The Labour Party, we learn, comes “to deal mainly with the social condition of the people. A never-ending industrial conflict which necessitates standing armies of Capital and Labour, which drags into its heated and noisy vortex Press and Pulpit, Law court and Parliament, and which throws out a constant stream of maimed and wounded and shuttered humanity ”—which for a prominent member of an organisation that repudiates the class struggle as “an obsolete Marxian dogma” is, to say the least of it, a noteworthy pronouncement. It is also a true one.
Very well. Now how is it proposed that this problem should be dealt with ? Mr. MacDonald’s Labour Party has no programme. We have this Labour Party therefore coming to deal with the social condition of the people without an idea sufficiency definite to be incorporated into a tangible proposal as to how it will proceed.
Here is a position bordering on the grotesque, and here Mr. MacDonald displays with marked ability Ins capacity for word-spinning. The Labour Party, he says, “has refused to compile a programme for the very sufficient reason that a party is not created upon a programme but upon a point of view.”
And what is a point of view ?
Is it not the standpoint from which certain problems—in this case the social problem—are regarded? How then does the L.R.C. regard the social problem which Mr. MacDonald says it comes to deal with? What is its point of view? And the answer is that the point of view is not yet formulated! So that the L.R.C. comes into existence without a definitely ascertained point of view, to deal with problems that it gives indication of understanding, by methods it is not necessary (because it is not possible) to set out. “Parties are not built up on programmes”!

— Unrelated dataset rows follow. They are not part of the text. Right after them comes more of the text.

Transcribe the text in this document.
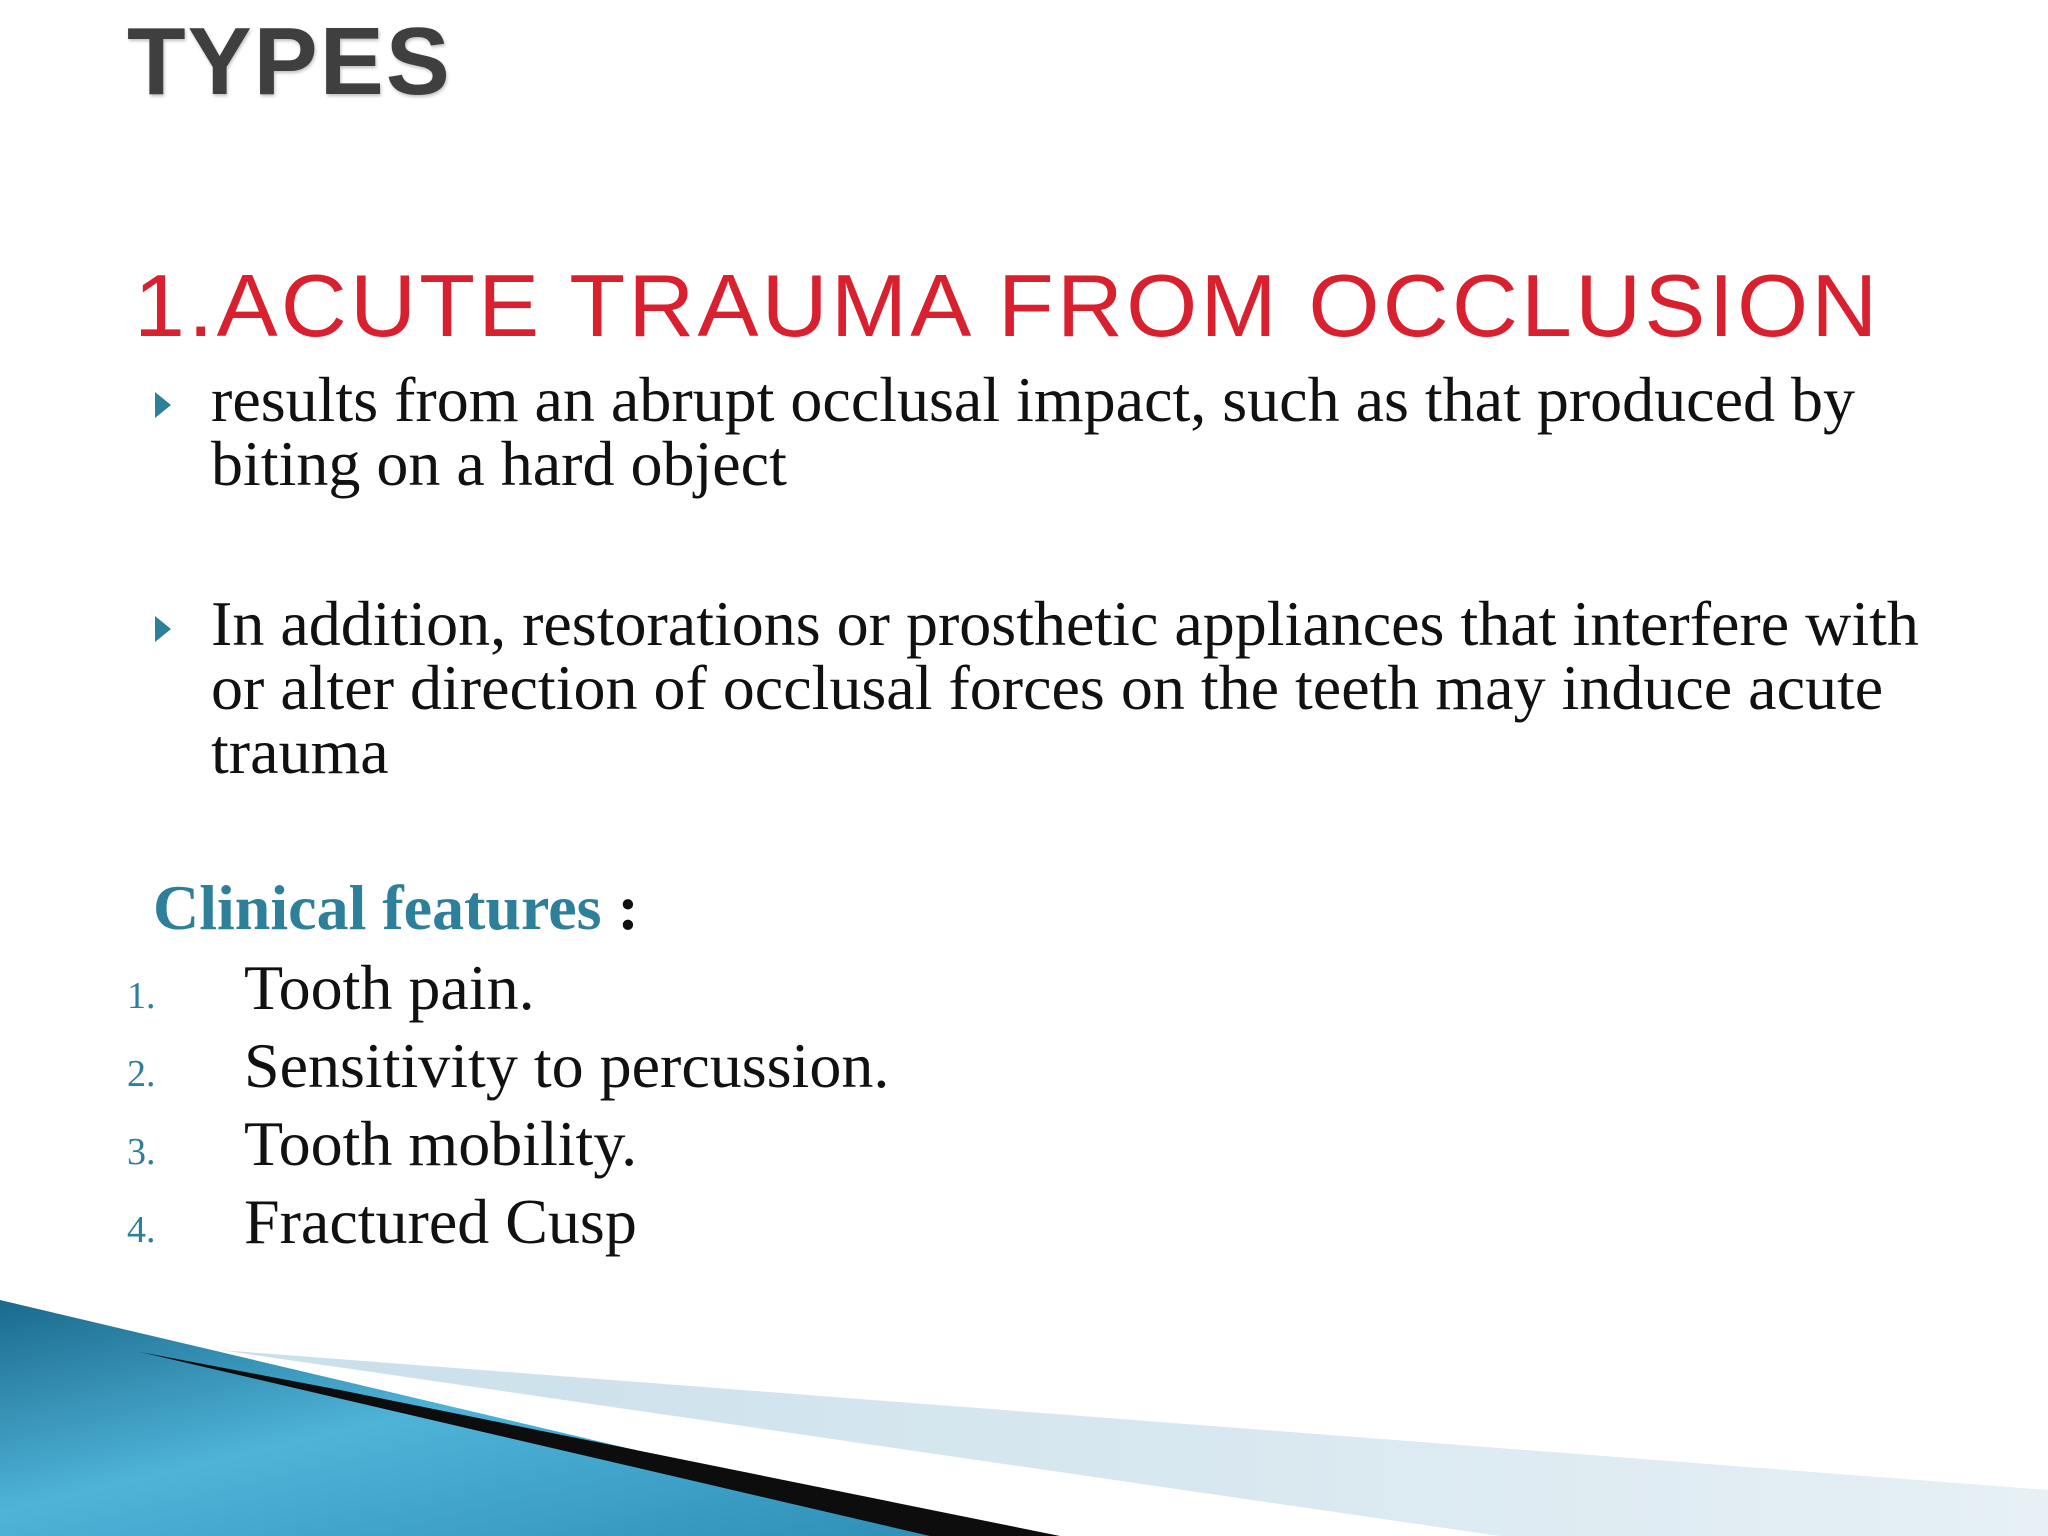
TYPES
1.ACUTE TRAUMA FROM OCCLUSION
results from an abrupt occlusal impact, such as that produced by biting on a hard object
In addition, restorations or prosthetic appliances that interfere with or alter direction of occlusal forces on the teeth may induce acute trauma
Clinical features :
1. Tooth pain.
2. Sensitivity to percussion.
3. Tooth mobility.
4. Fractured Cusp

Mr. MacDonald is not strong enough to write what is obvious to any but the most casual of observers, viz., that the L.R.C. is an organisation held together by no stronger tie than the desire of Trade Union officials and leaders of impecunious “Labour” parties, to secure political positions, and that it must fall to pieces directly it has sufficient honesty or intelligence to attempt to formulate a programme that shall definitely express its attitude toward the social problem with which it comes to deal, for the very sufficient reason that the great majority of the members of the various unions affiliated do not understand their position, and are still held in bondage by the political fetiches they have worshipped in their ignorance from their youth up. Consequently any move that might be made—and that must be made if the working-class are to deal with the social problem—will immediately come into sharp conflict with the worship of the fetiches, and the result would disastrous. Mr. MacDonald knows this very well, hut he may not admit it without conceding the accuracy of the indictment of political impotency which we of the S.P.G.B. bring against the L.R.C. So that he is reduced to talking round his subject with the palpable intention of covering the weakness of his position.
The pamphlet to us, therefore, has been wrongly named. It should have been described as an essay on political cowardice.